For the past few months or so, we’ve been catching up on old episodes of The Big Bang Theory. After all those episodes, though, we realized that we hadn’t really figured out the lyrics to the theme song. So we looked them up:
Our whole universe was in a hot dense state,
Then nearly fourteen billion years ago expansion started. Wait…
The Earth began to cool,
The autotrophs began to drool,
Neanderthals developed tools,
We built a wall (we built the pyramids),
Math, science, history, unraveling the mysteries,
That all started with the big bang!
-Bare Naked Ladies
This led to the question: What is an autotroph, anyway?
So we looked it up. Amazing! Autotrophs, as it turns out, are what keeps carbon excess from accumulating within a closed ecosystem (like earth). In our present situation, they’re probably the salvation of the planet.
The most common autotrophs are plants. It’s why deforestation is accelerating climate change. It’s why the rate of algae growth in the oceans is accelerating (the earth’s natural response to keep up with all the extra carbon we’re pumping into the system).
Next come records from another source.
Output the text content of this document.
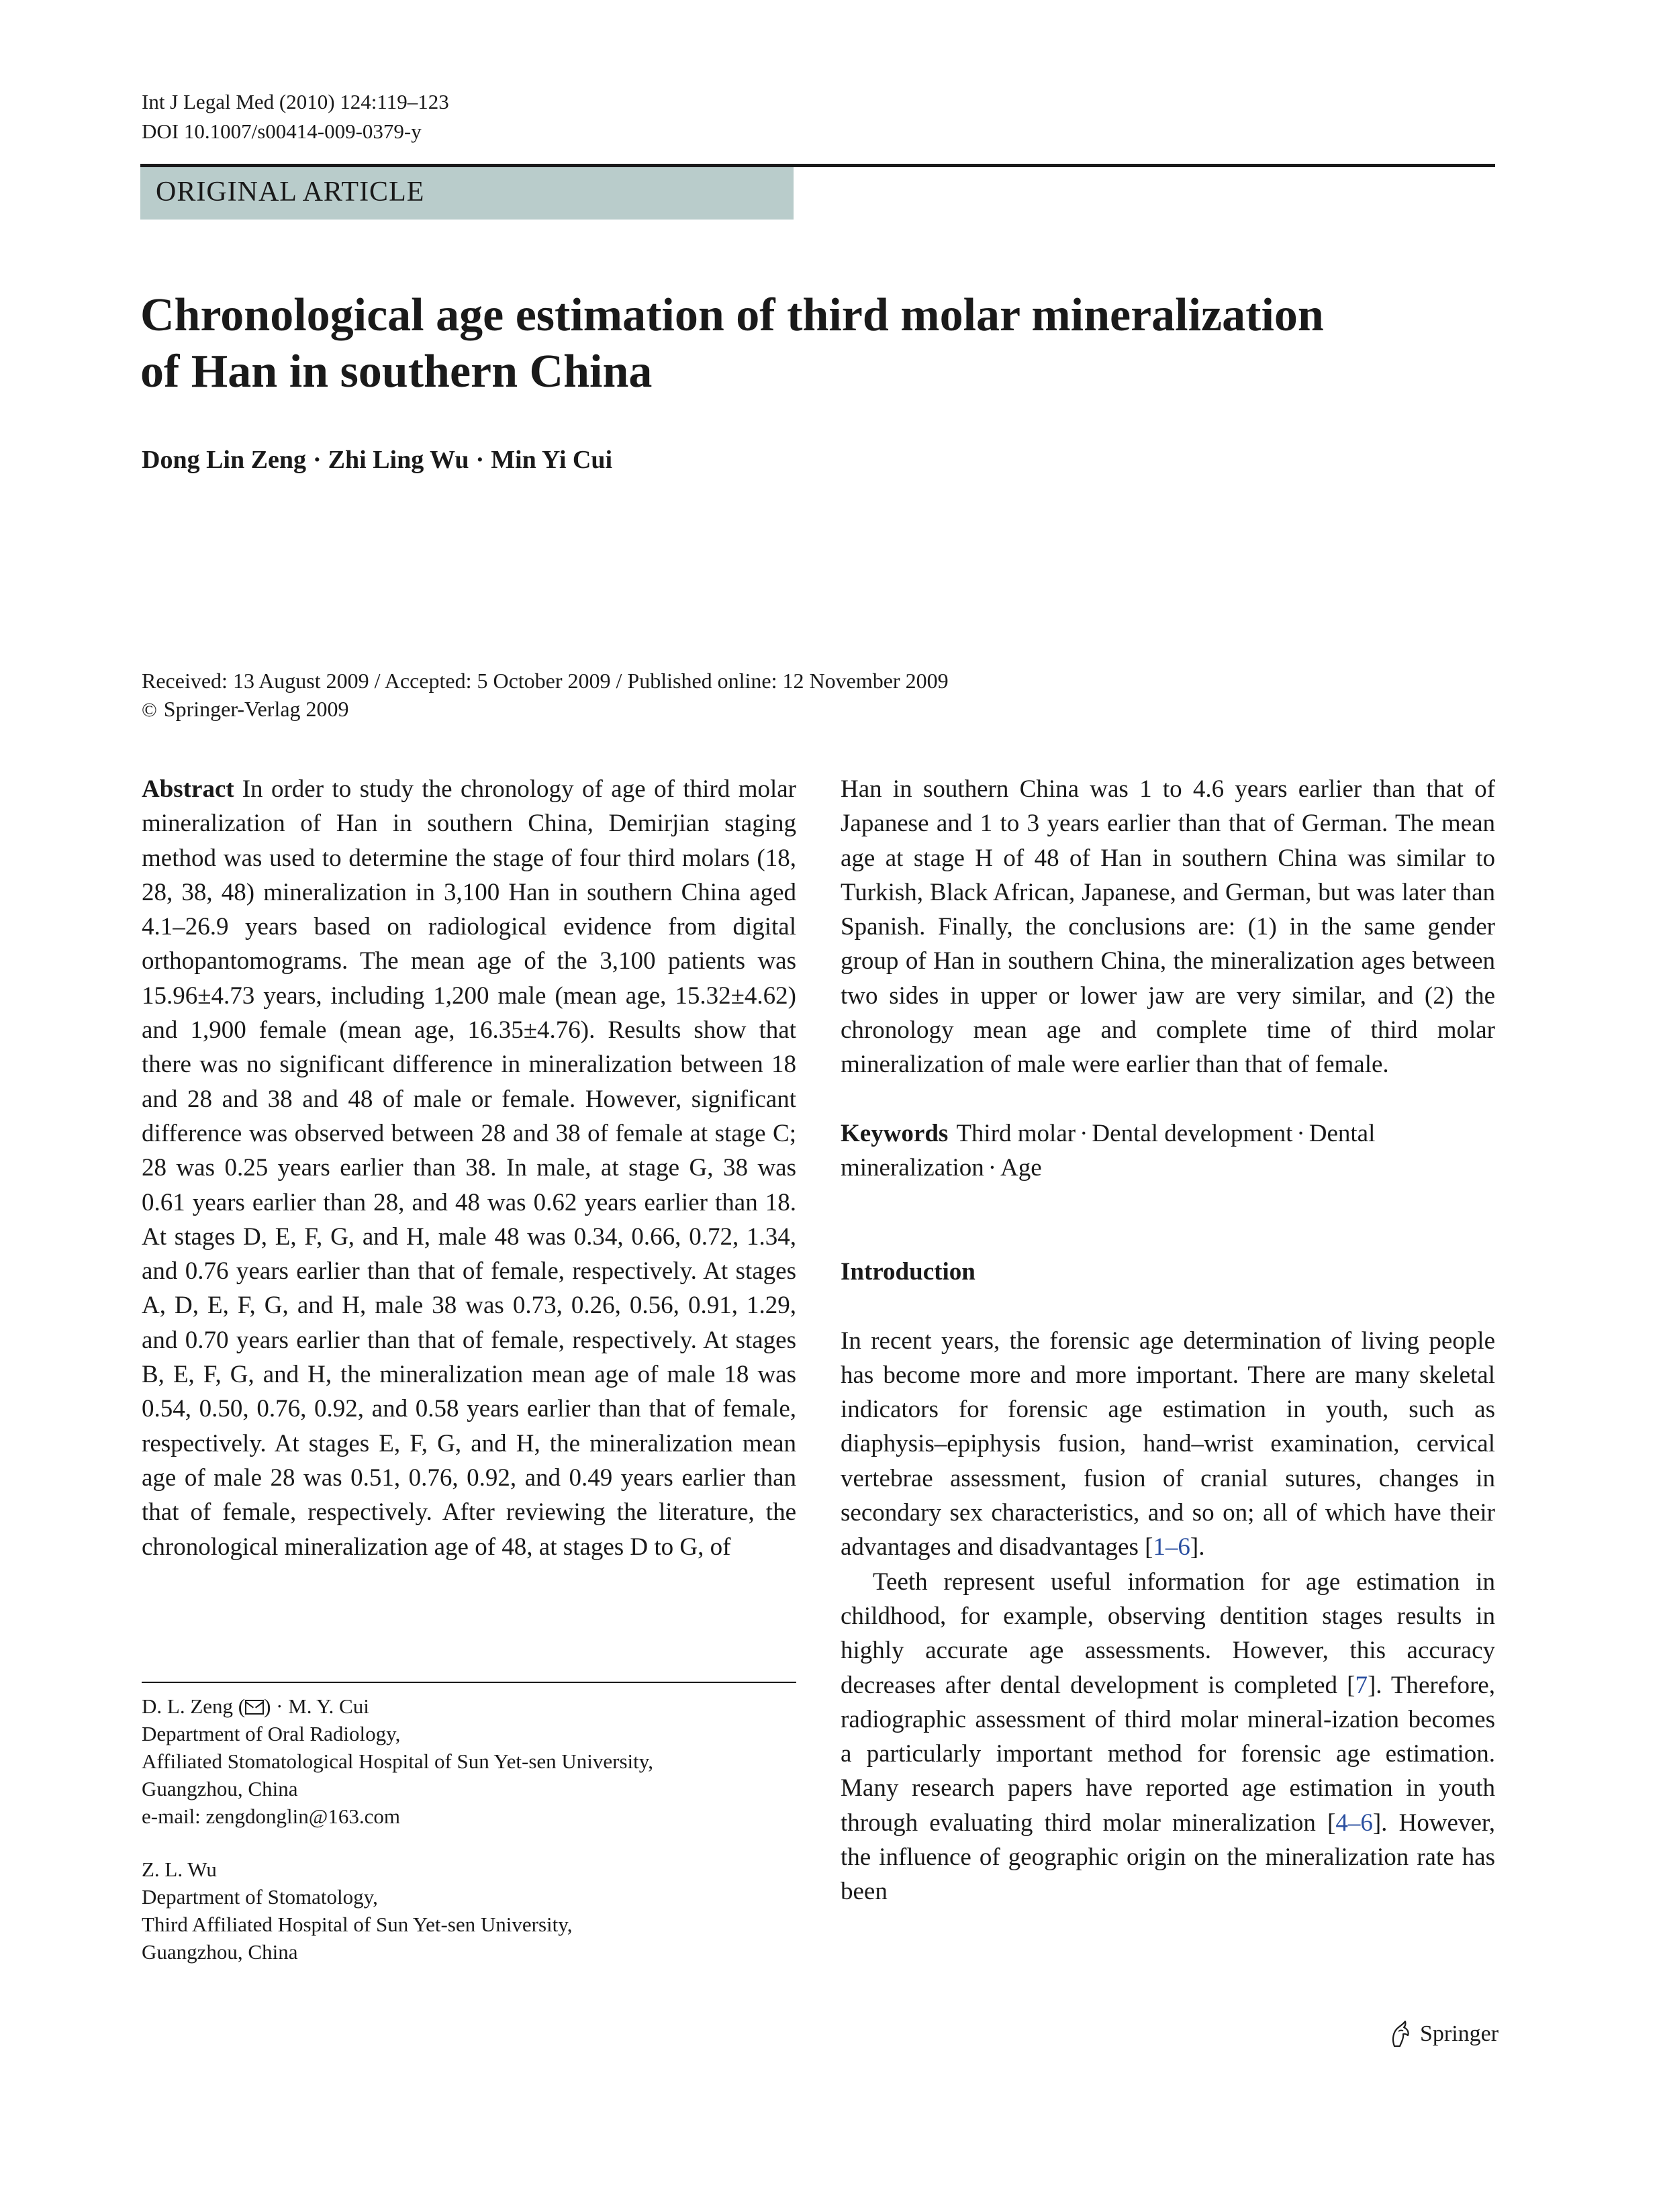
Int J Legal Med (2010) 124:119–123
DOI 10.1007/s00414-009-0379-y
ORIGINAL ARTICLE
Chronological age estimation of third molar mineralization
of Han in southern China
Dong Lin Zeng · Zhi Ling Wu · Min Yi Cui
Received: 13 August 2009 / Accepted: 5 October 2009 / Published online: 12 November 2009
© Springer-Verlag 2009

Abstract In order to study the chronology of age of third molar mineralization of Han in southern China, Demirjian staging method was used to determine the stage of four third molars (18, 28, 38, 48) mineralization in 3,100 Han in southern China aged 4.1–26.9 years based on radiological evidence from digital orthopantomograms. The mean age of the 3,100 patients was 15.96±4.73 years, including 1,200 male (mean age, 15.32±4.62) and 1,900 female (mean age, 16.35±4.76). Results show that there was no significant difference in mineralization between 18 and 28 and 38 and 48 of male or female. However, significant difference was observed between 28 and 38 of female at stage C; 28 was 0.25 years earlier than 38. In male, at stage G, 38 was 0.61 years earlier than 28, and 48 was 0.62 years earlier than 18. At stages D, E, F, G, and H, male 48 was 0.34, 0.66, 0.72, 1.34, and 0.76 years earlier than that of female, respectively. At stages A, D, E, F, G, and H, male 38 was 0.73, 0.26, 0.56, 0.91, 1.29, and 0.70 years earlier than that of female, respectively. At stages B, E, F, G, and H, the mineralization mean age of male 18 was 0.54, 0.50, 0.76, 0.92, and 0.58 years earlier than that of female, respectively. At stages E, F, G, and H, the mineralization mean age of male 28 was 0.51, 0.76, 0.92, and 0.49 years earlier than that of female, respectively. After reviewing the literature, the chronological mineralization age of 48, at stages D to G, of

Han in southern China was 1 to 4.6 years earlier than that of Japanese and 1 to 3 years earlier than that of German. The mean age at stage H of 48 of Han in southern China was similar to Turkish, Black African, Japanese, and German, but was later than Spanish. Finally, the conclusions are: (1) in the same gender group of Han in southern China, the mineralization ages between two sides in upper or lower jaw are very similar, and (2) the chronology mean age and complete time of third molar mineralization of male were earlier than that of female.

Keywords Third molar · Dental development · Dental mineralization · Age

Introduction

In recent years, the forensic age determination of living people has become more and more important. There are many skeletal indicators for forensic age estimation in youth, such as diaphysis–epiphysis fusion, hand–wrist examination, cervical vertebrae assessment, fusion of cranial sutures, changes in secondary sex characteristics, and so on; all of which have their advantages and disadvantages [1–6].

Teeth represent useful information for age estimation in childhood, for example, observing dentition stages results in highly accurate age assessments. However, this accuracy decreases after dental development is completed [7]. Therefore, radiographic assessment of third molar mineral-ization becomes a particularly important method for forensic age estimation. Many research papers have reported age estimation in youth through evaluating third molar mineralization [4–6]. However, the influence of geographic origin on the mineralization rate has been

D. L. Zeng ( ) · M. Y. Cui
Department of Oral Radiology,
Affiliated Stomatological Hospital of Sun Yet-sen University,
Guangzhou, China
e-mail: zengdonglin@163.com
Z. L. Wu
Department of Stomatology,
Third Affiliated Hospital of Sun Yet-sen University,
Guangzhou, China
Springer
With all the extra carbon, the autotrophs must increase and the heterotrophs (organisms that release carbon into the system) must decrease. It stands to reason that we’re inducing a new climactic age. Call it autotrophia. In such an age, there will be more algae and fewer fish. More bacteria and fewer animals – and quite likely as species down the food chain die out, fewer humans, too.
Just something to think about. 7 billion people and counting, as it turns out, is probably not sustainable.